UItspraak is vervolgens bepaald op heden.

2.DE FEITEN

2.1
Verzoekster heeft een opeisbare, hypothecair gedekte vordering op verweerders ten bedrage van – op 11 mei 2015 – Afl. 134.107,20. Het desbetreffende recht van hypotheek berust op het aan verweerders in eigendom toebehorende perceel, groot ongeveer 418 m2, gelegen in het [district] van Aruba te [plaats], afkomstig van het restant perceel, omschreven in meetbrief nummer [nummer] van 13 juli 1980, of zoveel groter of kleiner als na kadastrale opmeting zal blijken, zoals op het terrein is of zal worden afgebakend en aangegeven als kavel [nummer] op een tekening, opgemaakt door LEB-GROUP, met het daarop gebouwde, plaatselijk bekend als [adres], hierna te noemen: het registergoed.
2.2
Verzoekster heeft als hypotheekhouder bij deurwaardersexploten van 8 april 2015 de executie van het registergoed aan verweerders aangezegd. Als veilingdatum was bepaald 21 mei 2015.
2.3
Het registergoed is op 31 oktober 2013 door [taxateur], taxateur, getaxeerd op een marktwaarde van Afl. 297.000,= en een executiewaarde van 237.600,=.
2.4
De bank heeft blijkens de daarvan overgelegde koopovereenkomst van 11 mei 2015 de mogelijkheid het registergoed onderhands te verkopen voor een bedrag van Afl. 141.000,= aan Z te Aruba.

3.HET VERZOEK

3.1
Het verzoek strekt ertoe dat het gerecht met toepassing van artikel 3:268, tweede lid, eerste volzin, van het Burgerlijk Wetboek van Aruba (BWA) bepaalt dat het registergoed overeenkomstig voormelde koopovereenkomst wordt verkocht aan Z, dan wel, bij afwijzing van het verzoek, een nieuwe veilingdatum vaststelt.

4.DE BEOORDELING

4.1
Verweerders verzetten zich tegen de door verzoekster gewenste onderhandse verkoop aan Z. Zij hebben daartoe aangevoerd dat zij de woning wensen te verkopen aan B voor het bedrag van Afl. 160.000,=. Een daartoe strekkende koopovereenkomst is – naar ook verzoekster heeft bevestigd – inmiddels ondertekend.
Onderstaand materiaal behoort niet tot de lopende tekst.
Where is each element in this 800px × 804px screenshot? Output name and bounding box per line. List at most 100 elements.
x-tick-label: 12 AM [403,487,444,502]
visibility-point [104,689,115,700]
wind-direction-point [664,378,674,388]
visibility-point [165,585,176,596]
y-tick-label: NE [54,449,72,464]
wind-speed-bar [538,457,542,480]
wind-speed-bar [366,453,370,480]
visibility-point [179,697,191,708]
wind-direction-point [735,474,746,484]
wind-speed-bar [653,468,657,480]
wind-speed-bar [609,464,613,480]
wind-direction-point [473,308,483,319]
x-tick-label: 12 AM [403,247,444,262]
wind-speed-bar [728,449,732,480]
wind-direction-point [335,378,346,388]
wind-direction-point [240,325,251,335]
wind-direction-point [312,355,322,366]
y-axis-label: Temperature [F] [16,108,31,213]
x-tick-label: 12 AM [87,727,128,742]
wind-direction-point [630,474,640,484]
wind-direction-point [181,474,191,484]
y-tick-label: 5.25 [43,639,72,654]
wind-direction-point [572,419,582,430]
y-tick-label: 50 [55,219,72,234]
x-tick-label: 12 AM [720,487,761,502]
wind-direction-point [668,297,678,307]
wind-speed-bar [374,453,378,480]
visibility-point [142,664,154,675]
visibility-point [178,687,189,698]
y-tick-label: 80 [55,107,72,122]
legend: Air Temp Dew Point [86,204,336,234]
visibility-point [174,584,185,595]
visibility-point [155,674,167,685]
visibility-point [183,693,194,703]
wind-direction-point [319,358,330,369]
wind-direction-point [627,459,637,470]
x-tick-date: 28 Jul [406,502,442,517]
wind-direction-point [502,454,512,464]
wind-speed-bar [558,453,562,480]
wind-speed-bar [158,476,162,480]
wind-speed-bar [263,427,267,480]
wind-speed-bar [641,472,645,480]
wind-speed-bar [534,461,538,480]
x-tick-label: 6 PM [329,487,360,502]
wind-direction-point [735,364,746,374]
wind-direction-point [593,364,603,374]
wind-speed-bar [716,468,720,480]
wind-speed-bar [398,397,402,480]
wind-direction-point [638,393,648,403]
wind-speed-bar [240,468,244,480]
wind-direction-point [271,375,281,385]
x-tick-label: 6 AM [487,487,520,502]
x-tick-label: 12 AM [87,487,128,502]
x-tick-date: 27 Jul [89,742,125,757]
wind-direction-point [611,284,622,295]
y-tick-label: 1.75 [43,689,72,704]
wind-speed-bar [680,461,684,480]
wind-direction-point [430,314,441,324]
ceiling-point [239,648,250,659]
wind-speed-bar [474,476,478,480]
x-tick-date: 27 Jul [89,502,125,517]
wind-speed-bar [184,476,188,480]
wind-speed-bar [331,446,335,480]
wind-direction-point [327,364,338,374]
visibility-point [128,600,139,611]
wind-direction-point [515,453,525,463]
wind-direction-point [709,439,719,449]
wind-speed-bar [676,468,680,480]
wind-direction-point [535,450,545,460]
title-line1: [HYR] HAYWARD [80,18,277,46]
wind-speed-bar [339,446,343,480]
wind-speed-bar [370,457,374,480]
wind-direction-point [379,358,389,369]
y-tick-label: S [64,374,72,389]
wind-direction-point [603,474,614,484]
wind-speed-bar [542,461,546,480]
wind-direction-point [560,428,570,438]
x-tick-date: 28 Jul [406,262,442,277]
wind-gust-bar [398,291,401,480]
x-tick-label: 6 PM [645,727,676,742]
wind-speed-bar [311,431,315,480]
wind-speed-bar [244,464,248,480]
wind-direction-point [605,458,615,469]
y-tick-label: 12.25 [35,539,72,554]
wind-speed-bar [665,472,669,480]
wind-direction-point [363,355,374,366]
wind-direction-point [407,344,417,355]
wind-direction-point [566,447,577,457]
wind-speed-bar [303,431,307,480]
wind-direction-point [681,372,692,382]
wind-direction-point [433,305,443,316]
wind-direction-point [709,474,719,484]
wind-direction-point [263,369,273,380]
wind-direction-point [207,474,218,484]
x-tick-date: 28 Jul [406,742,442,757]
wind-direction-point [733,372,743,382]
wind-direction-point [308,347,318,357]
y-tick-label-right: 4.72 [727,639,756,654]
Onbetwist is voorts dat evengenoemde inmiddels over de voor de aankoop benodigde kredietfaciliteiten kan beschikken.
4.2
Gezien de hoogte van de door verweerders bedongen hogere verkoopprijs alsmede gelet op de uit het taxatierapport van 31 oktober 2013 blijkende – eveneens hogere – executiewaarde, ziet het gerecht aanleiding om overeenkomstig artikel 3:268, tweede lid, tweede volzin, BWA te bepalen dat de verkoop van het registergoed overeenkomstig het door verweerders voorgelegde aanbod dient te geschieden. Dit betekent dat het verzoek van verzoekster zal worden afgewezen.

5.DE BESLISSING

Het gerecht:
wijst het verzoek af;
bepaalt dat het registergoed voor het bedrag van Alf. 160.000,= wordt verkocht aan B te Aruba.
Deze beschikking is gegeven door mr. W.C.E. Winfield, rechter in dit gerecht, ter zitting van dinsdag 3 november 2015 in tegenwoordigheid van de griffier.